Ailton Krenak tomou posse na Academia Mineira de Letras nesta sexta-feira (3/3)
Krenak foi eleito em julho passado para ocupar a cadeira 24 da AML, cuja patronesse é a poetisa e inconfidente Bárbara Heliodora. Dos 39 votos, recebeu 36, sendo eleito para ocupar a vaga aberta pela morte do escritor e jornalista Eduardo Almeida Reis.
"Como deveria ser o discurso de agradecimento?", questionou Krenak no início de sua fala. "Depois de tantas palavras elogiosas, parece que tudo o que eu fiz (na vida) foi bom", brincou.
Ele recebeu o diploma pelas mãos do deputado federal Patrus Ananias (PT). O distintivo foi entregue pelo prefeito de Ouro Preto, Angelo Oswaldo (PV), ambos acadêmicos da AML.
Oralidade
Em sua fala, Krenak leu o texto "Diplomacia indígena - uma escrita possível?" e comentou sobre sua característica literária. "Minha escrita é pela oralidade. Alguém me perguntou certa vez se, agora, eu me dedicaria a sentar para escrever um livro, afinal, as minhas obras são transcrições de palestras. Aí eu respondi: pode ser que eu me dedique a falar um livro, porque é assim que eu escrevo".
Krenak ainda lembrou dos assédios que os povos originários sofreram e ainda sofrem - ele revelou que, desde o início da cerimônia, a presidente da Funai havia saído do auditório três vezes porque uma tribo de povos originários do Mato Grosso do Sul estava sendo atacada por grileiros - e lembrou da falta de políticas públicas para os indígenas ao longo dos anos.
O início da posse foi marcado pela fala do presidente da instituição, Rogério Tavares. Em seguida, Maria Ester Maciel tomou a palavra e afirmou que todos os presentes estavam vivendo um acontecimento inédito e de enorme importância. "É a primeira vez que um indígena ocupa uma cadeira em uma Academia de Letras", afirmou. "Sobretudo num momento em que vivemos (genocidio)", acrescentou.
Krenak recebeu o diploma pelas mãos do deputado federal Patrus Ananias (PT)
Em sua fala, Ester comparou Krenak com a recém-descoberta planta Lippia krenakiana, uma arbusto em extinção que tem como principal característica a capacidade de sobreviver em ambientes hostis, e ainda lembrou do projeto Biblioteca Krenak, um acervo com palestras, textos e livros do ambientalista.
"Conforme diz o próprio Ailton, é uma biblioteca que fala, e que não pede silêncio", afirmou Ester.

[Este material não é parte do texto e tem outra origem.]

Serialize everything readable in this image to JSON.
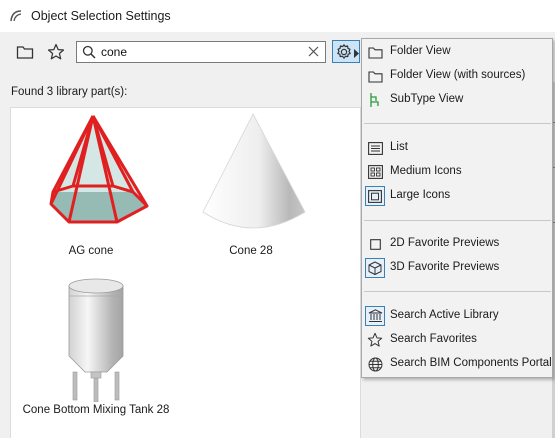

Por fim, um grupo de 13 cozinheiros formado especialmente para o evento de posse ofereceu uma degustação de pratos alinhados aos saberes e riquezas dos povos originários.
Humanidade
Crítico às ideias de civilização e humanidade da perspectiva etnocêntrica, Krenak desenvolveu uma linha de pensamento própria, na qual questiona a maneira equivocada como os seres humanos se agrupam enquanto sociedade, afastando-se da natureza e legitimando a violência, enquanto se autodenominam “humanidade”.
“Que humanidade é essa?”, questiona Krenak em “Ideias para adiar o fim do mundo”, lançado em 2019 pela Cia. das Letras, e considerado hoje como uma das principais obras do autor - cumpre dizer que, já naquela época, Krenak denuncia abusos sofridos pelo povo Yanomami, afirmando que eles estavam à beira de sofrer um colapso, como de fato ocorreu quatro anos depois.
Partindo de uma brincadeira - um representante de determinada universidade para a qual Krenak daria uma palestra perguntou o título da conferência, ao que Krenak respondeu em tom de brincadeira: “ideias para adiar o fim do mundo” -, o escritor fez de sua filosofia, de fato, uma série de ideias e sugestões para se evitar o colapso do planeta em função do antropoceno (interferência do homem na natureza).
São essas ideias que Krenak pretende levar para dentro da instituição no intuito de, efetivamente, convencer mais gente a adiar o fim do mundo.